Tom Lieber's Microblog

alltom.com, Archive, Currently Reading, Have Read, Micro.blog
Subscribe with RSS or @tom@micro.alltom.com

Jul 18, 2020

I used to underestimate the importance of context in machine perception, but then I read (and re-read and re-read) Fluid Concepts and Creative Analogies. It’s not just that chihuahuas look like muffins up close, or that photos sometimes have smaller photos inside them. The crux of transfer learning and generalization is that what you perceive is dependent on the task you’re solving. Douglas Hofstadter’s book is littered with analogy puzzles to drive that point home.

Consider his lab’s alphabet-based microdomain, wherein no worldly knowledge applies except the existence of letters, their predecessor/successor relationships, grouping, and counting. Here’s one example problem:

abc → abd; ijk → ?

It has an obvious solution: ijl. The rule seems to be “replace the final letter by its successor.”

abc → abd; opq → opr
abc → abd; ghi → ghj
abc → abd; tuv → tuw

You could do this all day! And things might be fine until you mechanically answer:

abc → abd; yxw → yxx(?)

Wait… this isn’t the same problem, is it? It’s like someone accidentally recorded a video upside down, or transposed the middle letters of a word. Those are problems in other domains where a naïve model produces odd results, yet more satisfying solutions come to mind almost immediately to a human, as they do for this analogy problem:

abc → abd; yxw → zxw (replace the “highest” letter by its successor?)
abc → abd; yxw → yxv (take the final letter one step further?)

What’s happened is, seeing a descending sequence of letters made the fact that “abc” is an ascending sequence (+1, +1) far more important than it was before. The task changes what we perceive in the data.

Typical machine learning responses might be:

That’s clearly out-of-domain. Put a bunch of examples like that in the dataset and retrain.
The model needs to be robust to that transformation.

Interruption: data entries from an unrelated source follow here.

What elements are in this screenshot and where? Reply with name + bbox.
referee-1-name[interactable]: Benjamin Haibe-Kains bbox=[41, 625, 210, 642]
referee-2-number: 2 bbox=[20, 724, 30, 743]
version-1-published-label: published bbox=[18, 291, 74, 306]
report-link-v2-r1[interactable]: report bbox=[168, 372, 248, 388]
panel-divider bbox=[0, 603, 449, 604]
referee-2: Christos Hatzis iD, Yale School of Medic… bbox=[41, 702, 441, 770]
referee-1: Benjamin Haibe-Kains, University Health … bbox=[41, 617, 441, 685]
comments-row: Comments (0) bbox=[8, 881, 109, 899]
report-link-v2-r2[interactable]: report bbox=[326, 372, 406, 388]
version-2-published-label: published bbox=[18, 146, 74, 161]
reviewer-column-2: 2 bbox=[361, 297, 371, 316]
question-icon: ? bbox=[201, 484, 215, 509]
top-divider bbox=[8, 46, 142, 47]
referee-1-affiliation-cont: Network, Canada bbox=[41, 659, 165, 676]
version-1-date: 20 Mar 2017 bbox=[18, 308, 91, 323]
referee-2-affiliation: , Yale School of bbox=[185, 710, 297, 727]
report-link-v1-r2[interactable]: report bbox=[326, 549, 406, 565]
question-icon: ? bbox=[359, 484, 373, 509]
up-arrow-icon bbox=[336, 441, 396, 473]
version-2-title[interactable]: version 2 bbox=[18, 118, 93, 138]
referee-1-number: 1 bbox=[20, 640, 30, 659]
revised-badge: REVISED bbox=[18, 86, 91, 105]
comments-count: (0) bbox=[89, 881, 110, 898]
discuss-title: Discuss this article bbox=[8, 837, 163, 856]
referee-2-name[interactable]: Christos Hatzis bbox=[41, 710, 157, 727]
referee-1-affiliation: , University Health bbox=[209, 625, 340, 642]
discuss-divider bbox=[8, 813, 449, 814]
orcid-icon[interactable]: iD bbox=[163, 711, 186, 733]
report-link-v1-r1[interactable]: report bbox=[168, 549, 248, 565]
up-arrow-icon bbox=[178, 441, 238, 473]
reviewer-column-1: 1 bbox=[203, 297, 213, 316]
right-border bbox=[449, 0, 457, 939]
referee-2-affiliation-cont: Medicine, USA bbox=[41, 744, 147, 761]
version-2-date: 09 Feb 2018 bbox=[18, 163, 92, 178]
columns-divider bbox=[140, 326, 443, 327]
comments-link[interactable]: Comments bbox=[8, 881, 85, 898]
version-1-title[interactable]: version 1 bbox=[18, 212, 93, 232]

Switch to an architecture where it’s invariant, or augment the dataset by applying that transformation to existing examples.

But consider this:

abc → abd; mrrjjj → ?

This is the letter analogy equivalent of taking a photo of a mirror. To a self-driving car, it’s like a pedestrian walking down the sidewalk with a stop sign. To a language model, it’s an essay written in Igpay Atinlay. Again, as a human, the mechanical solution that seemed sufficient for the easier problems doesn’t feel right here, and neither do any of the later iterations… yet you can find one that does with a bit of thought. And again, finding a satisfying solution requires changing the way you see the original data.

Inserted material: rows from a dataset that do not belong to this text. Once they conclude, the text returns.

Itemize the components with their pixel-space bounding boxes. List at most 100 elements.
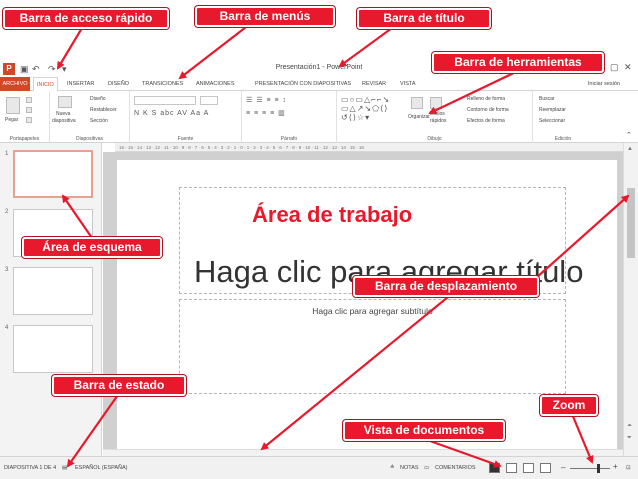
label-scroll-bar: Barra de desplazamiento [353,276,539,297]
reset-button[interactable]: Restablecer [90,107,117,113]
slide-thumb-number: 4 [5,325,9,331]
close-icon[interactable]: ✕ [624,62,632,73]
vertical-scrollbar[interactable]: ▲ ⏶ ⏷ [623,143,638,456]
outline-pane: 1 2 3 4 [0,143,102,456]
select-button[interactable]: Seleccionar [539,118,565,124]
label-title-bar: Barra de título [357,8,491,29]
slide-sorter-view-button[interactable] [506,463,517,473]
group-editing: Buscar Reemplazar Seleccionar Edición [533,91,593,143]
collapse-ribbon-icon[interactable]: ⌃ [626,131,632,139]
arrange-button[interactable]: Organizar [408,114,430,120]
sign-in-link[interactable]: Iniciar sesión [588,77,620,91]
copy-icon[interactable] [26,107,32,113]
horizontal-ruler: 16 · 15 · 14 · 13 · 12 · 11 · 10 · 9 · 8… [115,143,623,152]
slide-thumb-number: 3 [5,267,9,273]
notes-icon: ≙ [390,465,395,471]
replace-button[interactable]: Reemplazar [539,107,566,113]
shapes-gallery-icon[interactable]: ▭○▭△⌐⌐↘ ▭△↗↘⬠⟨⟩ ↺⟨⟩☆▾ [341,95,390,122]
tab-presentacion[interactable]: PRESENTACIÓN CON DIAPOSITIVAS [255,77,351,91]
ruler-ticks: 16 · 15 · 14 · 13 · 12 · 11 · 10 · 9 · 8… [119,145,364,150]
fit-to-window-icon[interactable]: ⊡ [626,465,631,471]
label-menu-bar: Barra de menús [195,6,335,27]
group-label-drawing: Dibujo [427,136,442,142]
tab-diseno[interactable]: DISEÑO [108,77,129,91]
slideshow-view-button[interactable] [540,463,551,473]
paste-icon[interactable] [6,97,20,114]
quick-styles-icon[interactable] [430,97,442,109]
arrange-icon[interactable] [411,97,423,109]
group-font: N K S abc AV Aa A Fuente [130,91,242,143]
label-zoom: Zoom [540,395,598,416]
label-status-bar: Barra de estado [52,375,186,396]
ribbon-toolbar: Pegar Portapapeles Nueva diapositiva Dis… [0,91,638,143]
scroll-up-icon[interactable]: ▲ [627,146,633,152]
group-label-slides: Diapositivas [76,136,103,142]
slide-thumb-number: 2 [5,209,9,215]
slide-thumb-number: 1 [5,151,9,157]
group-label-font: Fuente [177,136,194,142]
slide-thumbnail-3[interactable] [13,267,93,315]
zoom-out-button[interactable]: – [561,463,565,472]
new-slide-icon[interactable] [58,96,72,108]
shape-effects-button[interactable]: Efectos de forma [467,118,505,124]
group-drawing: ▭○▭△⌐⌐↘ ▭△↗↘⬠⟨⟩ ↺⟨⟩☆▾ Organizar Estilos rá… [337,91,533,143]
zoom-slider[interactable] [570,468,610,469]
label-document-views: Vista de documentos [343,420,505,441]
horizontal-scrollbar[interactable] [103,449,623,456]
label-quick-access-bar: Barra de acceso rápido [3,8,169,29]
reading-view-button[interactable] [523,463,534,473]
cut-icon[interactable] [26,97,32,103]
group-label-clipboard: Portapapeles [9,136,40,142]
group-slides: Nueva diapositiva Diseño Restablecer Sec… [50,91,130,143]
tab-transiciones[interactable]: TRANSICIONES [142,77,183,91]
comments-button[interactable]: COMENTARIOS [435,465,476,471]
section-button[interactable]: Sección [90,118,108,124]
tab-revisar[interactable]: REVISAR [362,77,386,91]
tab-insertar[interactable]: INSERTAR [67,77,94,91]
new-slide-button-line1[interactable]: Nueva [56,111,70,117]
paragraph-align-icons[interactable]: ≡ ≡ ≡ ≡ ▥ [246,109,286,118]
shape-outline-button[interactable]: Contorno de forma [467,107,509,113]
new-slide-button-line2[interactable]: diapositiva [52,118,76,124]
subtitle-placeholder-text: Haga clic para agregar subtítulo [312,306,433,316]
find-button[interactable]: Buscar [539,96,555,102]
group-clipboard: Pegar Portapapeles [0,91,50,143]
notes-button[interactable]: NOTAS [400,465,419,471]
zoom-in-button[interactable]: + [613,462,618,471]
group-label-paragraph: Párrafo [280,136,298,142]
scroll-thumb[interactable] [627,188,635,258]
quick-styles-button-line1[interactable]: Estilos [430,111,445,117]
shape-fill-button[interactable]: Relleno de forma [467,96,505,102]
font-size-select[interactable] [200,96,218,105]
format-painter-icon[interactable] [26,117,32,123]
comments-icon: ▭ [424,465,430,471]
zoom-slider-handle[interactable] [597,464,600,473]
label-outline-area: Área de esquema [22,237,162,258]
subtitle-placeholder[interactable]: Haga clic para agregar subtítulo [179,299,566,394]
spellcheck-icon[interactable]: ▤ [62,465,67,471]
previous-slide-icon[interactable]: ⏶ [627,423,632,430]
tab-archivo[interactable]: ARCHIVO [0,77,30,91]
label-work-area: Área de trabajo [252,202,413,227]
tab-animaciones[interactable]: ANIMACIONES [196,77,235,91]
next-slide-icon[interactable]: ⏷ [627,435,632,442]
slide-thumbnail-1[interactable] [13,150,93,198]
normal-view-button[interactable] [489,463,500,473]
label-toolbar: Barra de herramientas [432,52,604,73]
group-label-editing: Edición [554,136,572,142]
language-indicator[interactable]: ESPAÑOL (ESPAÑA) [75,465,127,471]
tab-inicio[interactable]: INICIO [33,77,58,92]
quick-styles-button-line2[interactable]: rápidos [430,118,446,124]
slide-counter: DIAPOSITIVA 1 DE 4 [4,465,57,471]
paragraph-list-icons[interactable]: ☰ ☰ ≡ ≡ ↕ [246,96,287,105]
group-paragraph: ☰ ☰ ≡ ≡ ↕ ≡ ≡ ≡ ≡ ▥ Párrafo [242,91,337,143]
menu-bar: ARCHIVO INICIO INSERTAR DISEÑO TRANSICIO… [0,77,638,92]
maximize-icon[interactable]: ▢ [610,62,619,73]
layout-button[interactable]: Diseño [90,96,106,102]
paste-button[interactable]: Pegar [5,117,18,123]
slide-thumbnail-4[interactable] [13,325,93,373]
font-name-select[interactable] [134,96,196,105]
status-bar: DIAPOSITIVA 1 DE 4 ▤ ESPAÑOL (ESPAÑA) ≙ … [0,456,638,479]
tab-vista[interactable]: VISTA [400,77,416,91]
font-format-icons[interactable]: N K S abc AV Aa A [134,109,209,118]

(I’m not going to provide a solution to that last problem because it’s one of my favorites. It’s discussed at length in the book and probably online, if you care to cheat. And if you’re happy with “mrrjjk” as an answer, then I have a bulletproof image classifier to sell you…)

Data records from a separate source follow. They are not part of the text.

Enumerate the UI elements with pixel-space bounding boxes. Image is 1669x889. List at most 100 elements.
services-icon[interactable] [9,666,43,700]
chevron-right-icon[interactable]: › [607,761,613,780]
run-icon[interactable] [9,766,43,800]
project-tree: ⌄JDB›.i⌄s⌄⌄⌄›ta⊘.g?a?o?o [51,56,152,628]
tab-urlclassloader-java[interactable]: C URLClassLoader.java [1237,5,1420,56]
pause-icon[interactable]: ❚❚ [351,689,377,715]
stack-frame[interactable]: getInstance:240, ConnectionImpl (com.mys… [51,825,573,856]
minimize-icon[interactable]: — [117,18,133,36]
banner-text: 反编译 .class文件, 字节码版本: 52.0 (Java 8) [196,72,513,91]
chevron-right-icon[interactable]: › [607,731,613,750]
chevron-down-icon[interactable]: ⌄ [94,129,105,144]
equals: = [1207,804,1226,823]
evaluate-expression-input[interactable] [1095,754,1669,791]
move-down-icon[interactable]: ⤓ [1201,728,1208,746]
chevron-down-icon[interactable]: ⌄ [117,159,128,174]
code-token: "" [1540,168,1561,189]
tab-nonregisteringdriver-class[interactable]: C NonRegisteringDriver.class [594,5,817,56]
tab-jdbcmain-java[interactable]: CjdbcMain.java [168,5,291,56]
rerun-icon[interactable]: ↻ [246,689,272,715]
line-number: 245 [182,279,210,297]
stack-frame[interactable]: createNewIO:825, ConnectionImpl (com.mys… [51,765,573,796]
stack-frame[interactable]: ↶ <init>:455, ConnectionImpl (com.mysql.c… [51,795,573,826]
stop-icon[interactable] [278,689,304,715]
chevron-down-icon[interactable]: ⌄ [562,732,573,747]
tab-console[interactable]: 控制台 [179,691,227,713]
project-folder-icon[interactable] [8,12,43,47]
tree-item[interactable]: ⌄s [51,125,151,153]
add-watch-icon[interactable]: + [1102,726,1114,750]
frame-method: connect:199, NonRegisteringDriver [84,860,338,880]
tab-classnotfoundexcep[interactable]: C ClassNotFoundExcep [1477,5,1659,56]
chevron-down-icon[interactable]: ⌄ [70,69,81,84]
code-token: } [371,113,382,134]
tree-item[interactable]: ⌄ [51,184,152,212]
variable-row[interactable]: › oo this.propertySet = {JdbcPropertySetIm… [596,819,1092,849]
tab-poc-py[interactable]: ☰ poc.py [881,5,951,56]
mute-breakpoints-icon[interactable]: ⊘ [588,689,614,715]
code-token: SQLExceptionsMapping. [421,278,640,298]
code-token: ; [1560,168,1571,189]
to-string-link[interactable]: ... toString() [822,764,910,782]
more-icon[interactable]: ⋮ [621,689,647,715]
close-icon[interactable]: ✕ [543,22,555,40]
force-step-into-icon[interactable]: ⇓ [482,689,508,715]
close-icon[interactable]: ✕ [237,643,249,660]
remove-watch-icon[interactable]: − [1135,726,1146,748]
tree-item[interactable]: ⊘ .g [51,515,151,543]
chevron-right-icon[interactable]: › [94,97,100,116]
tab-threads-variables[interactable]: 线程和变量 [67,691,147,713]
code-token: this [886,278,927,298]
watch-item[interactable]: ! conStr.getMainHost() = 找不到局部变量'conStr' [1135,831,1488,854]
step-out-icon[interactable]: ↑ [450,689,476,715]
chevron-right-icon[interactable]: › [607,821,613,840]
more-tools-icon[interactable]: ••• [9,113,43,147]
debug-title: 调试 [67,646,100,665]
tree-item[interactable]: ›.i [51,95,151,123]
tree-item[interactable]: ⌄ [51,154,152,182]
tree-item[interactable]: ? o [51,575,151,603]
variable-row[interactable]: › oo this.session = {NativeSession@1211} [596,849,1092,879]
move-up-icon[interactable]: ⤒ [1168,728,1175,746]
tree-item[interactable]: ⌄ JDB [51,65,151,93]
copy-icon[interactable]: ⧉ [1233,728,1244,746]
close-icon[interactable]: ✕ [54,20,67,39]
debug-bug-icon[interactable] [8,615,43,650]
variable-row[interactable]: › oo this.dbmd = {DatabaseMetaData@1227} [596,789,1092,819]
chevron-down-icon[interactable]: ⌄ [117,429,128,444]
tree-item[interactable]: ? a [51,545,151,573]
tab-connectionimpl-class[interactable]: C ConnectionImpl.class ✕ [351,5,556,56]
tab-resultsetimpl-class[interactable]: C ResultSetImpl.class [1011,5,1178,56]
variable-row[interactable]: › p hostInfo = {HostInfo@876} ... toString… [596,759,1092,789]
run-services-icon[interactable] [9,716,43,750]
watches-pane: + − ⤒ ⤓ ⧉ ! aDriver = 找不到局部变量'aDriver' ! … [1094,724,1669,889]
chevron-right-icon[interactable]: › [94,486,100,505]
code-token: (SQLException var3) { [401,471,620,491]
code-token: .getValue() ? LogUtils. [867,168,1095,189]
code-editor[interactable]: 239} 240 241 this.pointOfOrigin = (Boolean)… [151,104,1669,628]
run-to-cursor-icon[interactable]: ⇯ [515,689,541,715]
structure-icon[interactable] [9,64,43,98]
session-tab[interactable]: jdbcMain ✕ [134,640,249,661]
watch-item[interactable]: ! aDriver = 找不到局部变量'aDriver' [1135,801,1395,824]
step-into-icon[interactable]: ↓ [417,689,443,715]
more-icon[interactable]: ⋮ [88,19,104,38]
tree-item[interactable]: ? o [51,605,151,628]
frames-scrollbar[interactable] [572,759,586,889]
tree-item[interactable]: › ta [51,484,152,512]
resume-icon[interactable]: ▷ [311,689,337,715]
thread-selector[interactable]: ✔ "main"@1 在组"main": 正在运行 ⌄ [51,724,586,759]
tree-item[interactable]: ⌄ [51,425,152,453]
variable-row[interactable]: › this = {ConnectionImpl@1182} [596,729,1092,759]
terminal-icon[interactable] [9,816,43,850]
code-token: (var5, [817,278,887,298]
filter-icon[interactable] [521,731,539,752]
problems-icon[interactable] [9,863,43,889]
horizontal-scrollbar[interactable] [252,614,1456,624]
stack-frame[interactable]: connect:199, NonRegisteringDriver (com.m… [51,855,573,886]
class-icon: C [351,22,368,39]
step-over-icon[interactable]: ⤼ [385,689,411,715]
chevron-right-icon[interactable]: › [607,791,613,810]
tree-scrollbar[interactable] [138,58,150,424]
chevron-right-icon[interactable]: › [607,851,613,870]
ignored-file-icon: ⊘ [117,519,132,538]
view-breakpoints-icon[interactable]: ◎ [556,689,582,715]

The “classical AI” ideas coming from Hofstadter’s lab are old and, as far as I can tell, have never been successfully applied to problems as open-ended as those that we use gigantic neural networks to “solve” today in computer vision, language, etc. I spend so much time with them, though, because the way we’re going, the alternative is to spend the rest of my life locating areas of poor model accuracy, adding corresponding points to my datasets, and making models bigger and bigger and bigger… and this is more promising, potentially more rewarding, and just more fun!